SatCLIP: Global, General-Purpose Location Embeddings with Satellite Imagery
Konstantin Klemmer, Esther Rolf, Caleb Robinson, Lester Mackey, Marc Rußwurm
TL;DR
SatCLIP addresses the need for globally robust location representations from satellite data by training a contrastive pretraining objective that aligns coordinates with multi-spectral Sentinel-2 imagery in a compact $d=256$-dimensional embedding space. The framework uses spherical-harmonic location encodings with Sinusoidal Representation Networks and leverages a frozen vision encoder (ViT16/ResNet) to learn, with a CLIP-like objective, a shared embedding space for coordinates and images. The authors release the S2-100K dataset and pretrained weights, and demonstrate improved performance and geographic generalization across nine diverse location-dependent tasks, including zero-/few-shot adaptations. This approach provides a scalable, globally representative, and efficient means to incorporate ground conditions into geospatial models, with potential extensions to multiple modalities and time.
Abstract
Geographic information is essential for modeling tasks in fields ranging from ecology to epidemiology. However, extracting relevant location characteristics for a given task can be challenging, often requiring expensive data fusion or distillation from massive global imagery datasets.

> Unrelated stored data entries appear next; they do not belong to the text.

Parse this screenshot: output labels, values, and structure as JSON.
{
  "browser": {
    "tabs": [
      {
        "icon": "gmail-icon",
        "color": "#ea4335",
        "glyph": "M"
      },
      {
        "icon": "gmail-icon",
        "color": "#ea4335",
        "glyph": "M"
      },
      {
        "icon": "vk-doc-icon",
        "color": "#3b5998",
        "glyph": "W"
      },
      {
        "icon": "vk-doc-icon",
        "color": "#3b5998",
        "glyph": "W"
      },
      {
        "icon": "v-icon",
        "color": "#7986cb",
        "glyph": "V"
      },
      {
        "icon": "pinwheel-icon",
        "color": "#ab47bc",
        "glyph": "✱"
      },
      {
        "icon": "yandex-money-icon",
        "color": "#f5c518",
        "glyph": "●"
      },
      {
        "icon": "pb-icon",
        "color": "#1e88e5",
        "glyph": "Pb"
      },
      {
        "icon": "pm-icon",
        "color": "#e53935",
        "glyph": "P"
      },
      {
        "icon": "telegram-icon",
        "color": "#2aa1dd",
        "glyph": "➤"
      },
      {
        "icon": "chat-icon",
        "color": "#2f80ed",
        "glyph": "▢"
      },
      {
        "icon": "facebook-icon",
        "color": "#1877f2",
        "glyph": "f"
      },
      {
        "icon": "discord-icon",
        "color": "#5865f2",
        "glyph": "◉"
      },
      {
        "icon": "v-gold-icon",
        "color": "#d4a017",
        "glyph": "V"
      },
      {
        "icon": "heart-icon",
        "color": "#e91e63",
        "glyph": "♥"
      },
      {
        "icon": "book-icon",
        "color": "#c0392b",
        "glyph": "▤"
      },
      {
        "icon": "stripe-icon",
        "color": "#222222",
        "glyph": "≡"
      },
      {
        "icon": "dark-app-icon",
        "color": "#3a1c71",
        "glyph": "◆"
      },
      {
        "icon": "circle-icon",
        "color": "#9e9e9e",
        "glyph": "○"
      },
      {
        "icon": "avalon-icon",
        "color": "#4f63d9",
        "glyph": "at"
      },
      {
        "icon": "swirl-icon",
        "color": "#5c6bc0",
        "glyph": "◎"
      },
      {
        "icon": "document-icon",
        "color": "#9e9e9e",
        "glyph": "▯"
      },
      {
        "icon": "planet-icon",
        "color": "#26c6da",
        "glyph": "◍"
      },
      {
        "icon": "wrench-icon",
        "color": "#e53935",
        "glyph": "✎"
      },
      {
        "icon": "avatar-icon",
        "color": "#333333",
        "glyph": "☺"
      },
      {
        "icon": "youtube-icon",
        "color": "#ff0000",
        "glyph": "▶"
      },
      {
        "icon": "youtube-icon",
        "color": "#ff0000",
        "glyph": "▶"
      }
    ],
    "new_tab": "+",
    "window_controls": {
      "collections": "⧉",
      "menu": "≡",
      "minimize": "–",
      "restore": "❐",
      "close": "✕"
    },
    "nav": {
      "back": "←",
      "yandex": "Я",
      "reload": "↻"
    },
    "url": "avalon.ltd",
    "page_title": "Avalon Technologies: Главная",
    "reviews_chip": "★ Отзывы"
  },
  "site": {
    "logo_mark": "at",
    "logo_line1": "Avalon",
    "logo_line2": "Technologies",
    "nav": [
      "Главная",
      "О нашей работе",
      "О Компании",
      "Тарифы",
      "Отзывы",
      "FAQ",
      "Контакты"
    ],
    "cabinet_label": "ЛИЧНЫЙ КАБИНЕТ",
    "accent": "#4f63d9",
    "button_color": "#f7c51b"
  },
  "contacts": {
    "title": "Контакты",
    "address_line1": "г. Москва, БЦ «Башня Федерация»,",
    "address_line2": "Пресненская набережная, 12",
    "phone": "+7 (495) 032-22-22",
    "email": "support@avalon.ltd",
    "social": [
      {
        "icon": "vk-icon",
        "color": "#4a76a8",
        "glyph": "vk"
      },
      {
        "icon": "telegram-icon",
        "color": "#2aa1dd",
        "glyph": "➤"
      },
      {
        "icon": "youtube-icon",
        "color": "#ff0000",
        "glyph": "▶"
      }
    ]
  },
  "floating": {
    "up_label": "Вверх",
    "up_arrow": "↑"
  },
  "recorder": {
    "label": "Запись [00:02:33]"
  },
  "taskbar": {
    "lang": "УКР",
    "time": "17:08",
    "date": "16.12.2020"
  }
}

To address this challenge, we introduce Satellite Contrastive Location-Image Pretraining (SatCLIP). This global, general-purpose geographic location encoder learns an implicit representation of locations by matching CNN and ViT inferred visual patterns of openly available satellite imagery with their geographic coordinates. The resulting SatCLIP location encoder efficiently summarizes the characteristics of any given location for convenient use in downstream tasks. In our experiments, we use SatCLIP embeddings to improve prediction performance on nine diverse location-dependent tasks including temperature prediction, animal recognition, and population density estimation. Across tasks, SatCLIP consistently outperforms alternative location encoders and improves geographic generalization by encoding visual similarities of spatially distant environments. These results demonstrate the potential of vision-location models to learn meaningful representations of our planet from the vast, varied, and largely untapped modalities of geospatial data.